Over my holiday in Santa Fe, I met up with cookbook author and long-time Tesuque resident Cheryl Jamison who, along with her husband Bill, leads culinary tours in France and has written James Beard award winning-books on everything from New Mexican cuisine to outdoor smoking and grilling. We dined at The Shed, a Santa Fe staple on Palace Avenue in the historic plaza district.
The Shed can only be described as cavernous, a space that's comprised of a series of vibrantly decorated, eclectic rooms. When Cheryl told me that her favorite on the menu—the number five enchilada plate with red chile—is the one dish that she and Bill can't help but order every time, I chose the plate straightaway.
The enchilada dish arrived on a piping-hot plate, swimming in a red chile sauce complete with beans and posole.
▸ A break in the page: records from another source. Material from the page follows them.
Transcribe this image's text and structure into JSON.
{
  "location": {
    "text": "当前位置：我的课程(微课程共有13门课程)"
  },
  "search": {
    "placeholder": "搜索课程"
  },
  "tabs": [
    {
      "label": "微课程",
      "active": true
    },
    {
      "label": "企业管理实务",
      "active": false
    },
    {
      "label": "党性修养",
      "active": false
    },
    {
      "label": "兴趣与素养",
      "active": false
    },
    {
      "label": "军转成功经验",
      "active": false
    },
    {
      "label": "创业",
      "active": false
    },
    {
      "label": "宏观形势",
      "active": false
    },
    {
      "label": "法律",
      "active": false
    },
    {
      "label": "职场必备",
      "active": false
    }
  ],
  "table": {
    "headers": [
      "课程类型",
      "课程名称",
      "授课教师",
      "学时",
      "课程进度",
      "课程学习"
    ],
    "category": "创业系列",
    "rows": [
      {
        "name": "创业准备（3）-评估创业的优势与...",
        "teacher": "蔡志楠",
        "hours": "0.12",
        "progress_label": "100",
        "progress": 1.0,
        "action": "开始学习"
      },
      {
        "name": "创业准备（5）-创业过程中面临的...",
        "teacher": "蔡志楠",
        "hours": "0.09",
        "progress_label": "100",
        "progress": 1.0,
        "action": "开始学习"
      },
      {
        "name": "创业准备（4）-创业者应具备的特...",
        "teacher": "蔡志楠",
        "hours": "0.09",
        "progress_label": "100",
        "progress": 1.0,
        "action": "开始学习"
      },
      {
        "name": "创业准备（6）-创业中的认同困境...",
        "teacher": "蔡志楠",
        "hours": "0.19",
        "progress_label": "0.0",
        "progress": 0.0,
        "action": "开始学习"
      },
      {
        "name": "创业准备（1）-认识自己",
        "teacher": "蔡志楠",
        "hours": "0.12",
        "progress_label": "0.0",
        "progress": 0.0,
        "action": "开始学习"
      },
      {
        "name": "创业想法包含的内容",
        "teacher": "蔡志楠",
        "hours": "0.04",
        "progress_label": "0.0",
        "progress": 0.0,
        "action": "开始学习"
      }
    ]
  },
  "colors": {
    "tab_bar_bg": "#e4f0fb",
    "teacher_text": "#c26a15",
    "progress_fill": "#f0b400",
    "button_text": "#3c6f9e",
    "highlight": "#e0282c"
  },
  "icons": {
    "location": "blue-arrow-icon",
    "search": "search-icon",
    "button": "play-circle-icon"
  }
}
Was Cheryl's recommendation spot on? I groaned audibly after just one bite of the enchilada. Having eaten my share of enchiladas in Northern New Mexico over the years, I must agree with Cheryl's assessment that The Shed serves the best enchilada plate in town.
For those who aren't acquainted with the New Mexican specialty, enchiladas are rolled and filled tortillas, topped with melted cheese and surrounded by chili. In a perfect execution, every component of the enchilada–the tortilla, its filling, the topping, and whatever other ingredients are included—should meld together, the sum being greater than its parts. Lesser enchilada platters often go awry in the cheese, which can congeal into a rubbery mass midway through eating the dish and the tortillas, which can be too thick and doughy.
At The Shed, the cheddar is melted to a creamy, liquid-like texture. Miraculously, the cheese stays that way throughout the entire meal; even as I polished off the last of the beans at the end, the cheese stayed soft and stringy within the sauce. The restaurant uses blue corn tortillas, which retained their texture and sopped up the savory mixture of chili and onions. Little kernels of posole were tender and flavorful. Even the beans, which are usually the most neglected item on a plate, were perfectly cooked—neither grainy nor mushy. Best of all, the red chili sauce was pleasantly spicy with just a touch of the natural sweetness that comes from using the best quality dried red chilies.
Curiously, The Shed serves garlic bread rather than sopaipilllas on the side, a practice that Cheryl attributed as a vestige of earlier decades when it was considered fancier to serve bread at restaurants. The garlic bread was a bit too tough for my liking, but given the generous size of the enchilada platter, I didn't have room for much besides dessert. We ended our meal with a zabaglione that was slightly too alcoholic, yet pleasantly light and creamy.
I'll be sure to return to The Shed. The next time, I'll forgo the desserts and stick to the platters smothered in their excellent red chili. Even in Northern New Mexico, it's rare to find an establishment that takes such care in crafting their plates of enchiladas. And at nine dollars, the number 5 is a bargain to boot.